There is perhaps one bit I would push back on slightly.
Hok Yin Stephen Chiu wrote: ↑Mon Jan 01, 2018 11:25 pm
Obviously, old guys playing chess is a historic trend; from my understanding, chess was traditionally a 'working man' 's sport played in working men's clubs across the country, and after the economic-political change of the 1980s, working men's clubs were in a decline, and subsequently the uptake of chess went down to. [I was confirmed this by the Director of the CCA - so I take it to be largely true...] The point is that, obviously we can not force quotas of 50:50 male-to-female, or equivalent proportions between adults:children that reflect the national population! But unless, someone is going to suggest how else we should widen participation for juniors (to which I will answer further down), this set of proposals is relatively thin gruel, not some radical "social engineering" programme that some seem to suggest...
I can't speak with great authority as I was born in 1981 but the glory years of English chess were driven by two factors - a boom in university chess in the 1970s and a general surge in interest after the Fischer vs Spassky match. My point is that the students of the 1970s are the `old men` playing county and club chess in 2017. They may well have joined the then older generation in the working man's club because, as is correctly stated, up until the 1980s these were thriving venues where people used to go.

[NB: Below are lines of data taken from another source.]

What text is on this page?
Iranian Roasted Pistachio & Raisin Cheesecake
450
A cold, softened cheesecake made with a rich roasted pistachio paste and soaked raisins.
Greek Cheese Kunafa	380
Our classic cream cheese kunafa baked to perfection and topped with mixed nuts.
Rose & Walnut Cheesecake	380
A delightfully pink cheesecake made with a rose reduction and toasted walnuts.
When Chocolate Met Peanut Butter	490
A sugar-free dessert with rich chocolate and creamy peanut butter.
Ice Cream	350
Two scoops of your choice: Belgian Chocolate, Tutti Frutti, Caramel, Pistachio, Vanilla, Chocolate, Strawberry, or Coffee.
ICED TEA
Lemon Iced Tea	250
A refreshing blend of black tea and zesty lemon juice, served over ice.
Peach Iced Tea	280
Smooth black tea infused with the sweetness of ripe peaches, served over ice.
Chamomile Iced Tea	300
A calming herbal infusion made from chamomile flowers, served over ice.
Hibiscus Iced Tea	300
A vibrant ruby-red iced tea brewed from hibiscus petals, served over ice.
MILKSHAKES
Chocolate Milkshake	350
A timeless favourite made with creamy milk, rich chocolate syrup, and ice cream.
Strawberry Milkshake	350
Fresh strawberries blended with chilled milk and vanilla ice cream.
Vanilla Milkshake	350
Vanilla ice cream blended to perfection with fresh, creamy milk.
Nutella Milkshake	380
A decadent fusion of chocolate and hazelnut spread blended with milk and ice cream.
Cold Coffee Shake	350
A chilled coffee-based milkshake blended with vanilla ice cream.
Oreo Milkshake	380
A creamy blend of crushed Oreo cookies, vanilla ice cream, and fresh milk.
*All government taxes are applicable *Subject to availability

Young people as well. Obviously social factors changed this and large out of town pubs suffered as well.
For a number of reasons new blood stopped entering chess clubs around the late nineties. I suspect many club and county stalwarts would be delighted to pass the baton to the new generation, particularly as most of them have done their turn as secretary, captain etc. However they are forced to soldier on year after year and the problem (along with their views) becomes more entrenched.
If you want to attract juniors/ women/ students you have to create appropriate environments for them to play and learn. Once they do they should filter relatively naturally into county teams.